In the United States, the “Bill Emerson Good Samaritan Food Donation Act” provides liability protection for donors acting in good faith. Established recovery organizations are also well versed in safe handling procedures, including temperature control, packaging and timely distribution.

Working with experienced partners and following clear protocols makes food recovery both safe and manageable.

Food waste
Food waste

Measuring Impact

As sustainability and community engagement move from aspiration to expectation, measurement becomes essential. Planners are being asked not only to implement initiatives like food recovery, but also to demonstrate results.

Tracking metrics such as pounds of food donated, meals provided and waste diverted from landfills offers a clear way to quantify success. These insights can be incorporated into post-event reporting, sustainability commitments and stakeholder communications.

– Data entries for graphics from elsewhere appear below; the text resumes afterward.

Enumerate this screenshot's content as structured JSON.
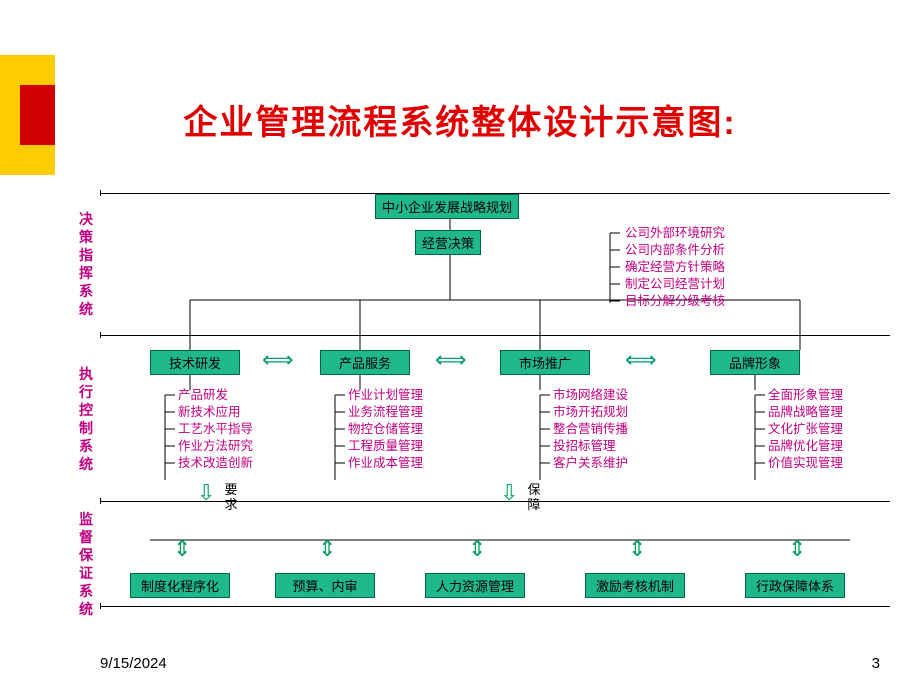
{
  "title": "企业管理流程系统整体设计示意图:",
  "footer": {
    "date": "9/15/2024",
    "page": "3"
  },
  "colors": {
    "box_fill": "#1fb88a",
    "box_border": "#006644",
    "accent_text": "#c00080",
    "title": "#e00000",
    "arrow": "#00a060"
  },
  "sections": {
    "s1": "决策指挥系统",
    "s2": "执行控制系统",
    "s3": "监督保证系统"
  },
  "top": {
    "a": "中小企业发展战略规划",
    "b": "经营决策",
    "items": [
      "公司外部环境研究",
      "公司内部条件分析",
      "确定经营方针策略",
      "制定公司经营计划",
      "目标分解分级考核"
    ]
  },
  "mid": {
    "b1": "技术研发",
    "b2": "产品服务",
    "b3": "市场推广",
    "b4": "品牌形象",
    "l1": [
      "产品研发",
      "新技术应用",
      "工艺水平指导",
      "作业方法研究",
      "技术改造创新"
    ],
    "l2": [
      "作业计划管理",
      "业务流程管理",
      "物控仓储管理",
      "工程质量管理",
      "作业成本管理"
    ],
    "l3": [
      "市场网络建设",
      "市场开拓规划",
      "整合营销传播",
      "投招标管理",
      "客户关系维护"
    ],
    "l4": [
      "全面形象管理",
      "品牌战略管理",
      "文化扩张管理",
      "品牌优化管理",
      "价值实现管理"
    ]
  },
  "bottom": {
    "b1": "制度化程序化",
    "b2": "预算、内审",
    "b3": "人力资源管理",
    "b4": "激励考核机制",
    "b5": "行政保障体系"
  },
  "labels": {
    "req": "要求",
    "guar": "保障"
  }
}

They also tell a compelling story that resonates with attendees, sponsors and host communities.

A Shift in Expectations

Today’s attendees are more aware of the social and environmental footprint of events. According to the DNEXT Futures Study, this awareness is influencing how both destinations and events are perceived.

Food recovery, while often behind the scenes, can become part of that story. Whether shared through subtle onsite messaging or post-event reporting, it reinforces a commitment to responsible event design. For attendees, it adds meaning by connecting their participation to positive community impact.

Redefining Success

Success in meetings and events has long been measured by attendance, economic impact and satisfaction. Those metrics still matter, but they are no longer the full picture.

The growing emphasis on sustainability and community engagement is expanding that definition, prompting planners to consider not just what an event delivers, but what it leaves behind.

Food recovery offers a clear, actionable way to align with this shift. It transforms surplus into support, reduces environmental impact and strengthens connections with host communities.

Increasingly, the most successful events are not only well executed, but also thoughtfully integrated into the places and communities that make them possible.